Illegal inputs for either the mapper or reducer (Input data in a format other than as described above)
Invalid mapper or reducer code (mappers or reducers that do not work)
Key Value pairs that are larger than a pipe buffer of 4096 bytes.

Restricted Functions

Since a learning objective of this assignment is to use the fork-exec-wait pattern and to learn interprocess communication, if you use popen, system, or related functions you will automatically fail this lab.

Building and Running #

Building

This lab has a very complicated Makefile, but it defines all the normal targets.
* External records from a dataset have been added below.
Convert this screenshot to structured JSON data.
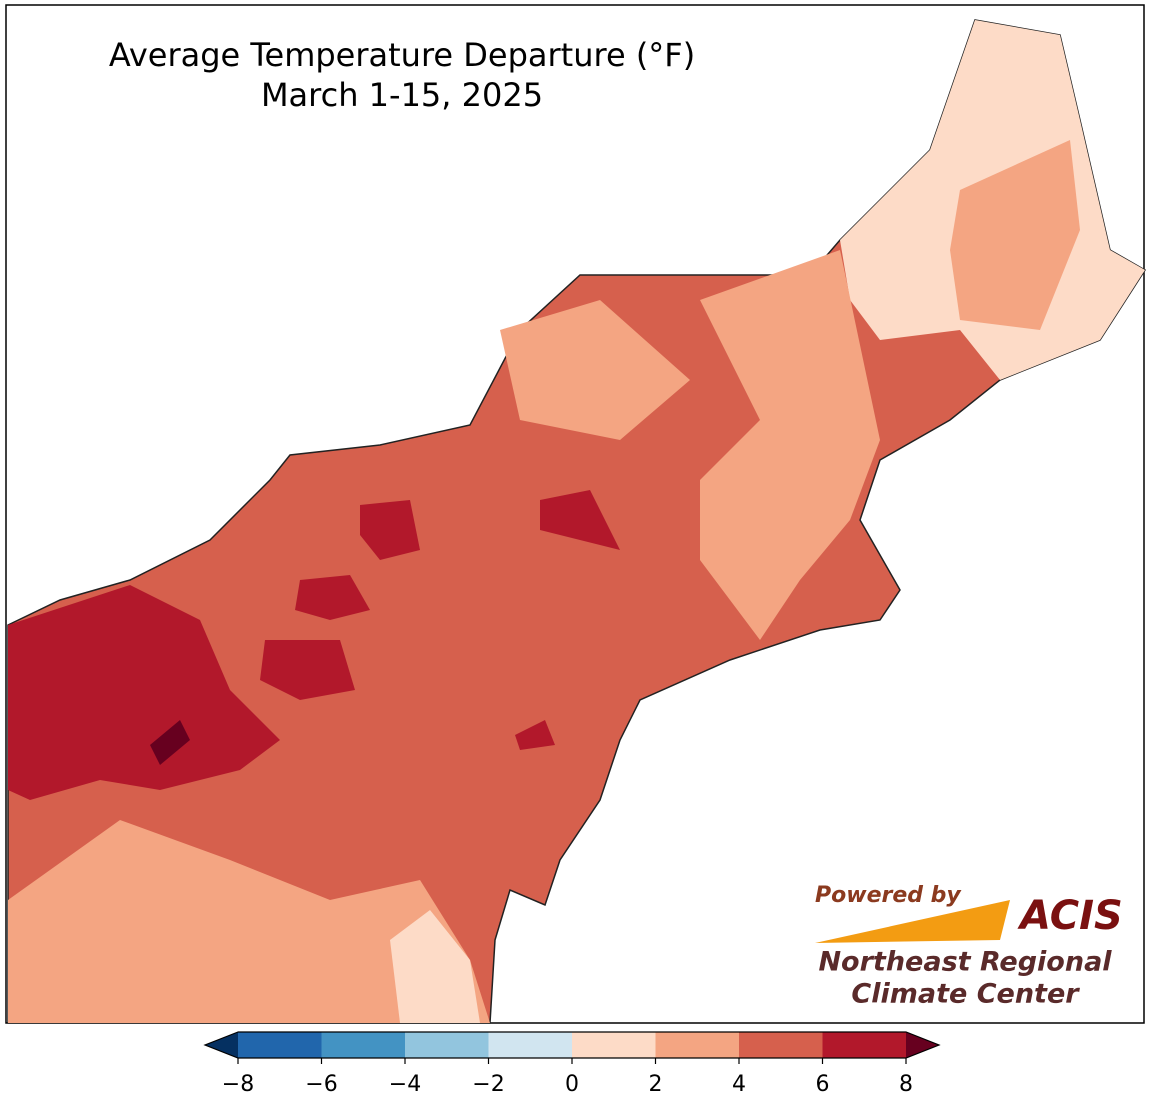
{
  "map": {
    "title": "Average Temperature Departure (°F)",
    "subtitle": "March 1-15, 2025",
    "colorbar": {
      "lim": [
        -8,
        8
      ],
      "ticks": [
        {
          "value": -8,
          "label": "−8"
        },
        {
          "value": -6,
          "label": "−6"
        },
        {
          "value": -4,
          "label": "−4"
        },
        {
          "value": -2,
          "label": "−2"
        },
        0,
        2,
        4,
        6,
        8
      ],
      "colors": [
        "#2166ac",
        "#4393c3",
        "#92c5de",
        "#d1e5f0",
        "#fddbc7",
        "#f4a582",
        "#d6604d",
        "#b2182b"
      ],
      "under_color": "#053061",
      "over_color": "#67001f"
    },
    "logo": {
      "powered": "Powered by",
      "name": "ACIS",
      "line1": "Northeast Regional",
      "line2": "Climate Center"
    }
  }
}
make # builds provided code and student code in release mode
make debug # builds provided code and student code in debug mode
# there is no tsan target because threading is not needed for this lab.

Input Data

To download the example input files (books from Project Gutenberg), use the Makefile:

make data

You should now see data/dracula.txt and data/alice.txt in your lab folder

Running Your Code

We have provided the following mappers:

mapper_wordcount
mapper_lettercount
mapper_asciicount
mapper_wordlengths
mapper_pi

These each be used anywhere we specify my_mapper in these docs.

And the following reducers:

reducer_sum
reducer_pi

These each be used anywhere we specify my_reducer in these docs.

For example, if you wanted to count the occurrences of each word in Alice in Wonderland, you can run and of the following

$ ./mapreduce data/alice.txt test.out ./mapper_wordcount ./reducer_sum 4

Record Setting Pi Code

As well as the simple mapper/reducer pairs, we also have also included some really cool pi computation code (see this for more info). For instructions on how to use the pi code, see the file pi/README.txt. Note that we do not currently compile this with an NVIDIA compiler, so you will not be able to use the CUDA version of this code (which we have not tested) unless you fiddle with the Makefile.